Online games attract criminals because traditional financial companies do not take the games seriously, and banks should anticipate that some of their customers who play these games are likely to be exploited, Mr. Prentice said.

"Beginners in these worlds are traveling in a foreign country where they don't know the rules and the risks," Mr. Prentice said. And with more people participating in online games, fraud originating in the games is likely to grow, he said.

One of the largest online games is Blizzard Entertainment's World of Warcraft, which in January had more than 10 million subscribers globally, paying about $13 to $15 a month.

World of Warcraft also has a thriving black market for people to buy and sell game items, despite strict rules prohibiting the exchange of virtual items for real money, and over the past year Blizzard has put into place several new policies designed to help the company enforce these rules. Blizzard, of Irvine, Calif., is a unit of the Paris entertainment company Vivendi.

One of the main changes was limiting the capabilities of trial accounts; many people trying to sell items through the game had previously used these free accounts, but when they were no longer able to use them to effectively sell virtual items they were forced to subscribe.

Avivah Litan, a vice president and research director at Gartner, said many of these underground merchants are using stolen card accounts to pay their monthly subscription fees.

"It makes perfect sense that the restrictions of the trial accounts would promote card fraud," she said. People trying to sell online are "definitely going to want to get a real account."

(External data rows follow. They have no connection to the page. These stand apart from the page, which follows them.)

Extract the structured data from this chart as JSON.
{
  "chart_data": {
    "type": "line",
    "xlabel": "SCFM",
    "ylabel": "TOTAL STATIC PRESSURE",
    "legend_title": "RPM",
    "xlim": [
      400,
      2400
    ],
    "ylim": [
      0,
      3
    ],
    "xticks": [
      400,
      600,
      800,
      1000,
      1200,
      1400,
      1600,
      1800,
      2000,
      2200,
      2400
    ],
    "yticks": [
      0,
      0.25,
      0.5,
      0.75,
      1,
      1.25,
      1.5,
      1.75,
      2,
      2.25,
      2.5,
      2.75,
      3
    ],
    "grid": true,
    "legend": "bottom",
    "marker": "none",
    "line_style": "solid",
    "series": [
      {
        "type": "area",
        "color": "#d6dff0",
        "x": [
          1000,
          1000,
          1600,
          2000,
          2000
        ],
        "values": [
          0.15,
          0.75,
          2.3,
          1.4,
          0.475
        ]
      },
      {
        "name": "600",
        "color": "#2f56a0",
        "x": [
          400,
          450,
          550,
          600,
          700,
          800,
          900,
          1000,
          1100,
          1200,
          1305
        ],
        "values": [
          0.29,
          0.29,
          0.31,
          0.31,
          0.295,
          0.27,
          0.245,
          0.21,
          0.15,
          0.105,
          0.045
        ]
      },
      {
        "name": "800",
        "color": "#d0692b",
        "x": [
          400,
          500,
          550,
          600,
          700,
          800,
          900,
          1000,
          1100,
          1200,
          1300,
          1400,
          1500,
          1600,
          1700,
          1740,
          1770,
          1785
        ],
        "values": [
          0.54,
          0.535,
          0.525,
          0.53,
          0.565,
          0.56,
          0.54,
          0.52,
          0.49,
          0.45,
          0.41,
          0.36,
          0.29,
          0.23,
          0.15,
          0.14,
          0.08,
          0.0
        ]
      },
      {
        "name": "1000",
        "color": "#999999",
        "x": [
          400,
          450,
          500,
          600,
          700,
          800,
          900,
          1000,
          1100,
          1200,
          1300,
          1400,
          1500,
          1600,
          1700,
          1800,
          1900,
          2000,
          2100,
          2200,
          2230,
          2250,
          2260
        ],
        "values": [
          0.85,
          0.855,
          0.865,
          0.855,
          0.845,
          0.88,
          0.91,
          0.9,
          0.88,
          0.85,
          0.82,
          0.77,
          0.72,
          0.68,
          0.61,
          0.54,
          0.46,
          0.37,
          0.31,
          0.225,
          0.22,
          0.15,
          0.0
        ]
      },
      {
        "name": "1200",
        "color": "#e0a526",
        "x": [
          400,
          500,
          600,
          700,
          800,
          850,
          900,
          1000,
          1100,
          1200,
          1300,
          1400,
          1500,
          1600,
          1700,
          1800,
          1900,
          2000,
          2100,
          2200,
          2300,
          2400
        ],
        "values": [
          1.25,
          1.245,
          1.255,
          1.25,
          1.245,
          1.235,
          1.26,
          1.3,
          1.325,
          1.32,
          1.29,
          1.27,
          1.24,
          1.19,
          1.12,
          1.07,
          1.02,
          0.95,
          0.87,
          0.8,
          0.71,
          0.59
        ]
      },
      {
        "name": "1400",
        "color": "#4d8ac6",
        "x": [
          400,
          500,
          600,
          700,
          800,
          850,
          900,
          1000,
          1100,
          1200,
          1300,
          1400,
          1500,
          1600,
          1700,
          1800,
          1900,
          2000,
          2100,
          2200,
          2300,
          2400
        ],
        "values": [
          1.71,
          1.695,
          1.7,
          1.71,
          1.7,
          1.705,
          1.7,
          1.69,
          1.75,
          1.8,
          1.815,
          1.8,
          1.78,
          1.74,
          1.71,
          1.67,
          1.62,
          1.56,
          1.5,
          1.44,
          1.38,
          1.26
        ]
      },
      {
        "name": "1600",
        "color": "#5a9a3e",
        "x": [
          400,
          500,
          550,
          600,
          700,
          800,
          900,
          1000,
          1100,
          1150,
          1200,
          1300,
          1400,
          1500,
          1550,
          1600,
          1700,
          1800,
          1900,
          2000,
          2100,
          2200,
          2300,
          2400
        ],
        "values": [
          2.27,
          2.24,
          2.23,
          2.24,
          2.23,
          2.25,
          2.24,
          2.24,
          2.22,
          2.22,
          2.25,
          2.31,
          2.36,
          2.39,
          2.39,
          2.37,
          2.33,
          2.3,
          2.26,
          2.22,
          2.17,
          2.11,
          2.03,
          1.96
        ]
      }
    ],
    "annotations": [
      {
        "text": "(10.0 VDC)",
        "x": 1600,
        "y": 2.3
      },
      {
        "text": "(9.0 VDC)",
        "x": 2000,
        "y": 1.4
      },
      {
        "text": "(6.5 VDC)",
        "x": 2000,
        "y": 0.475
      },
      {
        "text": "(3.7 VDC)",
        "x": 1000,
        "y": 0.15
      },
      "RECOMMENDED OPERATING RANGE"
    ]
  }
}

That increase in card fraud prompted HBOS PLC's bank, Halifax, last year to block all credit card transactions initiated by Blizzard.

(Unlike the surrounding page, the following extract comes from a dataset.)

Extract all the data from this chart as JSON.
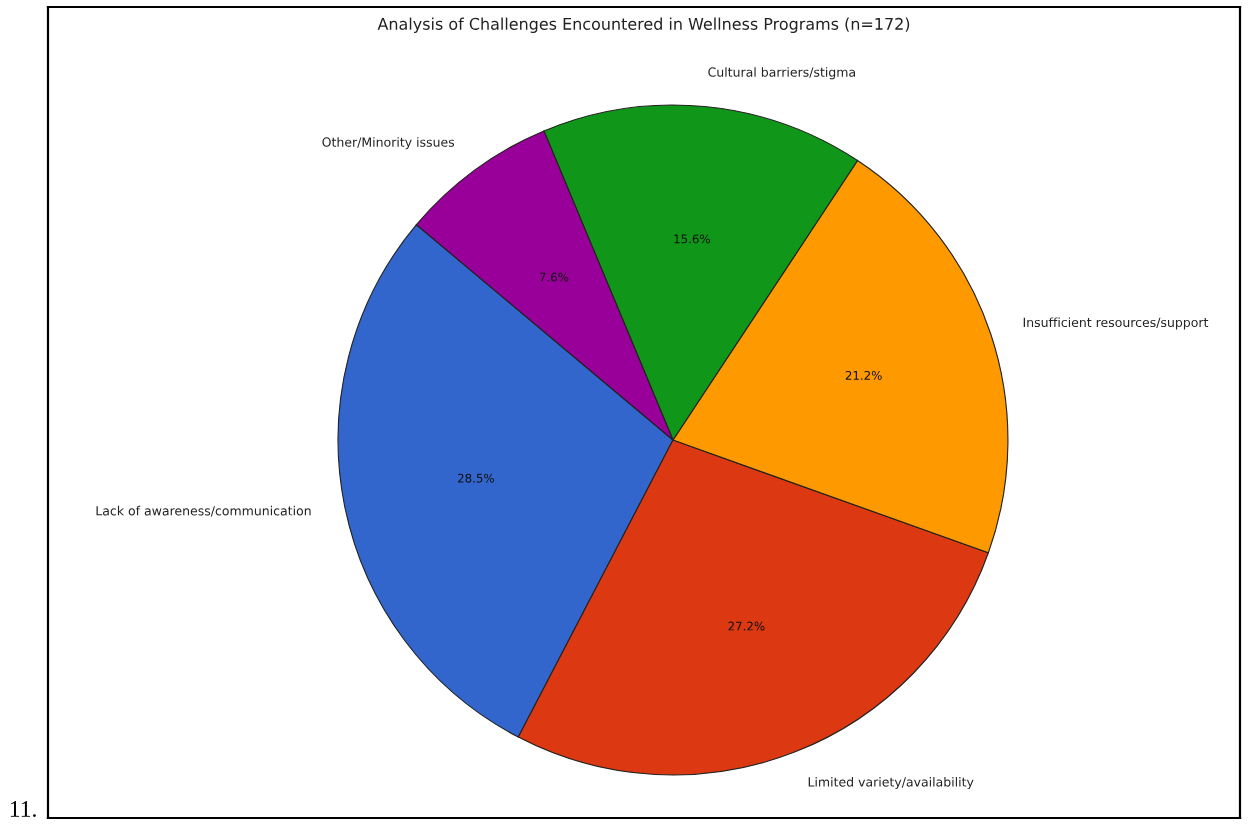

Halifax cardholders who want to play Blizzard online games can request the block be removed on a case-by-case basis, but the initial restriction was put in place because of "a significant number of fraudulent actions through Blizzard's gaming sites," a Halifax spokesman said Thursday.

(Calls to Blizzard were not returned this week.)

Rodney Nelsestuen, a senior analyst at TowerGroup Inc., a Needham, Mass., independent research firm owned by MasterCard Inc., said Halifax's decision to block the entire company indicates it must have observed high levels of fraud coming from Blizzard.

As online games become more popular, they are attracting more grifters, Mr. Nelsestuen said. "Fraud rings are trying to penetrate any part of the world's market that they can," he said. "You're getting enough size of a customer base that now there's something in there — there's enough of a market to go into."

Games like World of Warcraft are "a pretty good bet for a fraudster," Mr. Nelsestuen said, "because they've got a lot of dollars involved, a lot of people involved, and I doubt that they're focusing on security."